Las cofradías penitenciales fueron, en general abiertas, incluso aquellas que tuvieron un origen étnico o gremial (también las hubo de “gente principal”), aunque era frecuente exigir buena fama y costumbres, y más raramente limpieza de sangre, para ingresar. Al frente de estas cofradías se encontraba un hermano mayor o prioste y un mayordomo (con el tiempo llegaron a ser dos o más en muchos casos), encargado de los asuntos económicos; se rodeaban de otros cargos como diputados, consiliarios, seises o alcaldes, “padre de almas” (para el cumplimiento con los difuntos), albacea e incluso camarera, además lógicamente de la dirección espiritual y la supervisión que correspondía a algún eclesiástico, regular o secular según la sede. En todo caso, constituyen un marco de encuadramiento social de los fieles con un alto valor de representación y la defensa de una autonomía que generó singulares privilegios (por ejemplo, indulgencias) junto a sonados pleitos. Por lo general, se contempla la presencia de “cofradas”, aunque en la práctica cotidiana la mujer se encontraba fuera de los órganos rectores y su participación en la procesión se establecía apartada de los varones.

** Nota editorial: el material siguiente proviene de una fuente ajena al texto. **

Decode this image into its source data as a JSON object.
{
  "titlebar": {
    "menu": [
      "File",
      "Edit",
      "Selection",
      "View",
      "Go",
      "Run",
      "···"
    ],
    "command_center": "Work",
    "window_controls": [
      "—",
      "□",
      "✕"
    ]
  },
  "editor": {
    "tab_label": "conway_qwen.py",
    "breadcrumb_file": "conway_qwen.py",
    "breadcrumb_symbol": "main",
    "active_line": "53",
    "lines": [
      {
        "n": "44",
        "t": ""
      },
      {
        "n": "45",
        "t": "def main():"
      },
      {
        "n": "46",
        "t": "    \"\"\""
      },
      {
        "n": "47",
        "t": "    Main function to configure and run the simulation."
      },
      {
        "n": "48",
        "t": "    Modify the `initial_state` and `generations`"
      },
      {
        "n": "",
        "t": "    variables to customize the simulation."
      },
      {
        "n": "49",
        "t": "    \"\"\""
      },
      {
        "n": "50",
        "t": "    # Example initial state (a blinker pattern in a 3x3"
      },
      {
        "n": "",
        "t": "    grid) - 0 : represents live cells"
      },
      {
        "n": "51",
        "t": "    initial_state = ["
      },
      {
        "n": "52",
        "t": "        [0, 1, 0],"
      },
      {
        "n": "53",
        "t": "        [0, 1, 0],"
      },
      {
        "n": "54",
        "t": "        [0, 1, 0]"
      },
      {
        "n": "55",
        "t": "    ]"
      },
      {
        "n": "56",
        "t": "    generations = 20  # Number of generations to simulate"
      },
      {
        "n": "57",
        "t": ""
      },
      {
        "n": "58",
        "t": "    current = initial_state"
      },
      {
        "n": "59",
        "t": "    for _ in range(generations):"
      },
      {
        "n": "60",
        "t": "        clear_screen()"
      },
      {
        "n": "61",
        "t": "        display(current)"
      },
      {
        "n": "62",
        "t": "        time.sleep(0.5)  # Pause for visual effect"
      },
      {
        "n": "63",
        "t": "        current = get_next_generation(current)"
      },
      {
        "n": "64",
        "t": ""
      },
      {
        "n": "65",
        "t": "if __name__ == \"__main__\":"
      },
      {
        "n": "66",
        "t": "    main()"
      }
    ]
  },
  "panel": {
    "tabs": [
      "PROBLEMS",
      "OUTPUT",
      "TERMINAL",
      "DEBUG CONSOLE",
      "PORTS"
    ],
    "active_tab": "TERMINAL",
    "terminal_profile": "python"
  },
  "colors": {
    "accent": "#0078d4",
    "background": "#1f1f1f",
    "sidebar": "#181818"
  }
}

El culto procesional en Semana Santa es el aspecto específico de estas cofradías penitenciales, pero dedicaban un notable esfuerzo a la solidaridad mutual de sus asociados. Ese dispositivo, exigencia de la caridad cristiana, aparece más desarrollado en el siglo XVI, con especial atención al cofrade enfermo, al encarcelado y, por supuesto, al difunto, que culmina en la asistencia corporativa a su entierro. En los siglos posteriores el mutualismo cofrade se fue centrando casi exclusivamente en esos servicios funerarios, que lógicamente se acompañaban de misas y oraciones por el alma de los cofrades difuntos y de sus familiares.

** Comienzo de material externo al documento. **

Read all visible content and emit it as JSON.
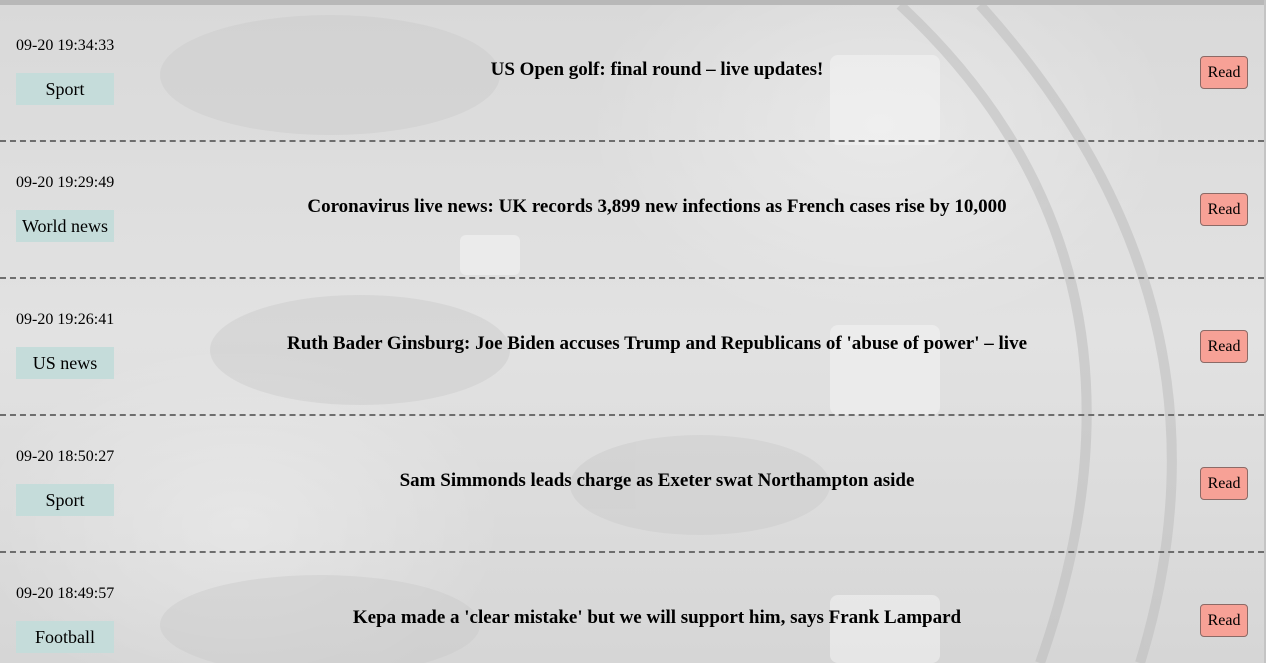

La Semana Santa andaluza, como en el resto de España, estuvo sujeta a la atenta mirada de la autoridad eclesiástica que ya desde el siglo XVI dictó normas restrictivas dirigidas a preservar la pureza del mensaje religioso y la superioridad jerárquica, evitando la “competencia” de las procesiones con los oficios litúrgicos, el ayuno o la vela del monumento del Jueves al Viernes Santo. Los gobiernos ilustrados del siglo XVIII también se ocuparon del ámbito de la religiosidad popular en aras de una religiosidad más depurada y de ellos emanaron disposiciones que afectaron a la Semana Santa, como la célebre prohibición de disciplinantes y empalados bajo el reinado de Carlos III, junto a las exigencias legales para la supervivencia de las cofradías. De este modo, los patrones procesionales populares, acusados de excesos y superficialidad, fueron cada vez más arrinconados al terreno de lo castizo, cuando no de lo fanático y supersticioso. En este caldo de cultivo la llamada “desamortización de Godoy” y la invasión napoleónica afectaron gravemente al patrimonio cofrade. Con la exclaustración muchas cofradías se perdieron, supervivieron las fundadas o trasladadas a parroquias. La merma de la nómina cofrade hizo en algunos lugares desaparecer el fenómeno de la Semana Santa procesional y en general languideció durante algunas décadas entre acusados altibajos, mostrando unos bríos renovados a partir de la época de la Restauración, moldeada ya por la uniformización cultural burguesa. Esa capacidad de adaptación a tiempos y circunstancias ha sido una tónica general en la trayectoria de la Semana Santa y de las corporaciones nazarenas que la alientan.